Robin Wright has become one of my favourite lesser-known actresses of late and watching her turn here, she nails the British accent to a tee; however, performance-wise goes, I much prefer her turns in Forrest Gump and even Toys than as Princess Buttercup. Here, she fared okay, but her character wasn't much to ponder, in all honesty, and but for a couple of lines uttered, she did almost little of worth. There was little in the way of development and come to the end of the film, it felt like Buttercup was the same person as she was before

I also thought the film could have done without the grandfather and his son telling the story and reading it to him as a bedtime story. This, in particular, affected my enjoyment of this film, amongst its pacing issues, which whilst it is under 2 hours long, it felt like a 4-hour movie. It also didn't help that The Princess Bride lacks any energy or momentum that many other fantasy adventure-based movies that were released after this one possess, to keep viewers invested in the story and its characters. 
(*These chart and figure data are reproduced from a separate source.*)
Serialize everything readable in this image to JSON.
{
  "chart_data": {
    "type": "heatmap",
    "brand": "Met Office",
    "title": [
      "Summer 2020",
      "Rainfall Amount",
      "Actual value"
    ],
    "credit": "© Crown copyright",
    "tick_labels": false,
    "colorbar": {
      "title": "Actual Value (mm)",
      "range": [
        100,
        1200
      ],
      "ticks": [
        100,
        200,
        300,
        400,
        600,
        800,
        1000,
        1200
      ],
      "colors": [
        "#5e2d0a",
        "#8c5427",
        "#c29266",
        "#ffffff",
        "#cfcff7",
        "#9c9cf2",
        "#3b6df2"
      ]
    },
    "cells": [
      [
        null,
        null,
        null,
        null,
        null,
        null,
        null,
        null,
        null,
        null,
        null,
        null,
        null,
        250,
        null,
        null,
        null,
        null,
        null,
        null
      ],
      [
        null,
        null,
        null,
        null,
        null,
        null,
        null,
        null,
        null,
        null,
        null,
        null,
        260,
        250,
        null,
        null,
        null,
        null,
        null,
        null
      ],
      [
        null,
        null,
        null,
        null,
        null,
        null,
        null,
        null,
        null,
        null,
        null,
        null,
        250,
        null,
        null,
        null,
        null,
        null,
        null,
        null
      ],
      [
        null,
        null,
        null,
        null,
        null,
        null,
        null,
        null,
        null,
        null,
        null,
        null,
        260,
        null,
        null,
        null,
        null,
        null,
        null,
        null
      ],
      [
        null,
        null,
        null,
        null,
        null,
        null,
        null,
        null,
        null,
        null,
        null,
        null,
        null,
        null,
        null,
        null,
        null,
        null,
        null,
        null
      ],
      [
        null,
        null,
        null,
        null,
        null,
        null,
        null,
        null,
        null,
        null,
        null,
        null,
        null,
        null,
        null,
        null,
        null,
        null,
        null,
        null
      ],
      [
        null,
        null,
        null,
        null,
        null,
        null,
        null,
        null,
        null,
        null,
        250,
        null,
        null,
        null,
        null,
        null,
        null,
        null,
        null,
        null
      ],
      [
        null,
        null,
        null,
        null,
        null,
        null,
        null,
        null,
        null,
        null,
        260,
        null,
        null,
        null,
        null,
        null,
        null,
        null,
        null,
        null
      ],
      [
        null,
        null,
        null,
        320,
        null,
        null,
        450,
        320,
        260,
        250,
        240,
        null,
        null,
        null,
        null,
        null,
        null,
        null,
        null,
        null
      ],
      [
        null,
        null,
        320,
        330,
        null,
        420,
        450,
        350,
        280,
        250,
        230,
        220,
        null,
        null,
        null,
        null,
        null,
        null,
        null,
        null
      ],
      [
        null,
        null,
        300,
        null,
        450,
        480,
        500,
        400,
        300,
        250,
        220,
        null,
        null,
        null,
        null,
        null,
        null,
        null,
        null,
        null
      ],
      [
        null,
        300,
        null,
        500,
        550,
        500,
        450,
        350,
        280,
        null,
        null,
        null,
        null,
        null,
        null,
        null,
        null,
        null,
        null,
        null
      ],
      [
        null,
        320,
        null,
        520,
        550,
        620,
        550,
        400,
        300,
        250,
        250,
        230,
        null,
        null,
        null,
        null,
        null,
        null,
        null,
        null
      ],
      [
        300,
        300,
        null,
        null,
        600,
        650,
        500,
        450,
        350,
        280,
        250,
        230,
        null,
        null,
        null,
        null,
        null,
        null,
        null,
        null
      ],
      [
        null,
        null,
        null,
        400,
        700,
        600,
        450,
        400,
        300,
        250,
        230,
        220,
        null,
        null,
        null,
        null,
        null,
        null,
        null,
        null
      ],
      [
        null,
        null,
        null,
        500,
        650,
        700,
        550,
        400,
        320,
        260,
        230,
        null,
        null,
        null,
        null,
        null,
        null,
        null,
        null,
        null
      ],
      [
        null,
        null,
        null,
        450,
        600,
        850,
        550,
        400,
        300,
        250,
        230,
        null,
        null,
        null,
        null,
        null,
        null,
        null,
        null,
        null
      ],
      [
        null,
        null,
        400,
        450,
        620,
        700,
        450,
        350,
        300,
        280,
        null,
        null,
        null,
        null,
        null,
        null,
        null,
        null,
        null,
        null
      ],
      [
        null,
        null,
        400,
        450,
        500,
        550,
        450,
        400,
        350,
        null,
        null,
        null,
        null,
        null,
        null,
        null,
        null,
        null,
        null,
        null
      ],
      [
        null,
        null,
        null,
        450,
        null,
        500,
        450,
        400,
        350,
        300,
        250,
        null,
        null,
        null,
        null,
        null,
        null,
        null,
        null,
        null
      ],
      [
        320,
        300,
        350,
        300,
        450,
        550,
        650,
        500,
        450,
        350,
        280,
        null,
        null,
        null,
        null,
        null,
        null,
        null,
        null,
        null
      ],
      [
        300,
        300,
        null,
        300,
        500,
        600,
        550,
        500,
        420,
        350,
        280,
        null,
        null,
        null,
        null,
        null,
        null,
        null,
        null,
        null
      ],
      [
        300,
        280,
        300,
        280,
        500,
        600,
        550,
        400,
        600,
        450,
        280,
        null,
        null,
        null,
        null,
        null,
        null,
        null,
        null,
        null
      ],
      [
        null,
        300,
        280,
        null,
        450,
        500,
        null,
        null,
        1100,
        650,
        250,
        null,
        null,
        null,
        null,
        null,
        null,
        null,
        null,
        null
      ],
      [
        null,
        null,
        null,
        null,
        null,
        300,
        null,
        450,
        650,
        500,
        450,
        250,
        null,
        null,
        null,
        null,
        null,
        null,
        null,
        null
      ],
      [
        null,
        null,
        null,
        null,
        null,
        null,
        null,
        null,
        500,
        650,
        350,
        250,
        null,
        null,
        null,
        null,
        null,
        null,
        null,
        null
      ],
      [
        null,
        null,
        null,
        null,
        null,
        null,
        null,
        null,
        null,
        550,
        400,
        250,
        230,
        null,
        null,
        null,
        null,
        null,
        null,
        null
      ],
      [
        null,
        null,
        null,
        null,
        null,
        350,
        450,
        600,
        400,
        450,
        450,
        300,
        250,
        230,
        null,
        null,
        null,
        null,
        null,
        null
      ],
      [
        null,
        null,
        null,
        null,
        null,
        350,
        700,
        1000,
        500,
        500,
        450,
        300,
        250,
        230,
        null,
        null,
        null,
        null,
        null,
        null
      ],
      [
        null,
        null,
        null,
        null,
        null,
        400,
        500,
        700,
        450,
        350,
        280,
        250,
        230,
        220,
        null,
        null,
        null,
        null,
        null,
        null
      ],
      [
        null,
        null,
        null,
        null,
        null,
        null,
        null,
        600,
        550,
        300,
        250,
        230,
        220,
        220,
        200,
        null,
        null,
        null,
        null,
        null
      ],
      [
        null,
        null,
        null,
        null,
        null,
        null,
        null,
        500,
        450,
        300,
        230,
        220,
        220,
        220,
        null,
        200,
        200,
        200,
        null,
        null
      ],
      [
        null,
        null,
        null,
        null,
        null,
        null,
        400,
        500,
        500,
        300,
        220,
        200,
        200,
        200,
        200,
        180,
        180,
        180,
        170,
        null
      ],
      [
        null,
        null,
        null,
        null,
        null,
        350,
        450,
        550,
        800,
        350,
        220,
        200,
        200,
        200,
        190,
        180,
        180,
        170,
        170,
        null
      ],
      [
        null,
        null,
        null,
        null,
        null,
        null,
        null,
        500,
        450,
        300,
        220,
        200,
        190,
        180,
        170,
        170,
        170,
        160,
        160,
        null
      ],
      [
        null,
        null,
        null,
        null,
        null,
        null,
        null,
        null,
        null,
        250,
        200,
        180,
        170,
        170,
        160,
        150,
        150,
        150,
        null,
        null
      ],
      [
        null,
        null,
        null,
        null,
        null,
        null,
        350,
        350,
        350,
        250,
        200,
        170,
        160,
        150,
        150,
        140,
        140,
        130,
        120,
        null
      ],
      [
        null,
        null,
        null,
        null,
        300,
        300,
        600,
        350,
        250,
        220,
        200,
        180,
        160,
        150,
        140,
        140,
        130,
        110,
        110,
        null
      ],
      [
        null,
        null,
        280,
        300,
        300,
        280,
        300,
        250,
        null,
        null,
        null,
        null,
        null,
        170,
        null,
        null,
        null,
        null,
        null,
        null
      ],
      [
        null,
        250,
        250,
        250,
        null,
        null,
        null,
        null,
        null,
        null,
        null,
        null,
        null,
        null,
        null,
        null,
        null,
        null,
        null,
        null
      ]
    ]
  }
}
Regarding the comedy aspect, this should have been a whole lot better and consistent as well. But seeing Peter Cook as The Impressive Clergyman and hearing his funny voice did lift my spirits. The adventure element just didn't really come to life, and I was disappointed in that. Also hearing Mandy Patinkin going, ''my name is Inigo Montoya, you killed my father'' is funny twice, but a couple of times, it becomes weary and almost annoying, thus losing its impact. 

I've never been a huge fan of Rob Reiner and though he has delivered better elsewhere with A Few Good Men, his direction, as a whole, leaves a lot to be desired. In the capable hands of perhaps Robert Zemeckis, Terry Gilliam or Tim Burton even, they would have injected a lot more life and energy that The Princess Bride needed and could do a lot more of. 

Final Verdict:

The Princess Bride is not too bad as a whole, and it was watchable in places but at times, it feels all too safe and when the end credits rolled, I thought to myself that it is best remembered as a cult classic, but also a film that should have amounted to a whole lot more. I think that had this been made and released in the early 1990s, I'd feel a lot more positive towards The Princess Bride, as by then, it would have and probably turned out far better as well. 

What was considered groundbreaking back in 1987, it feels today as something that I, in fact, ought to have ended up loving a great deal.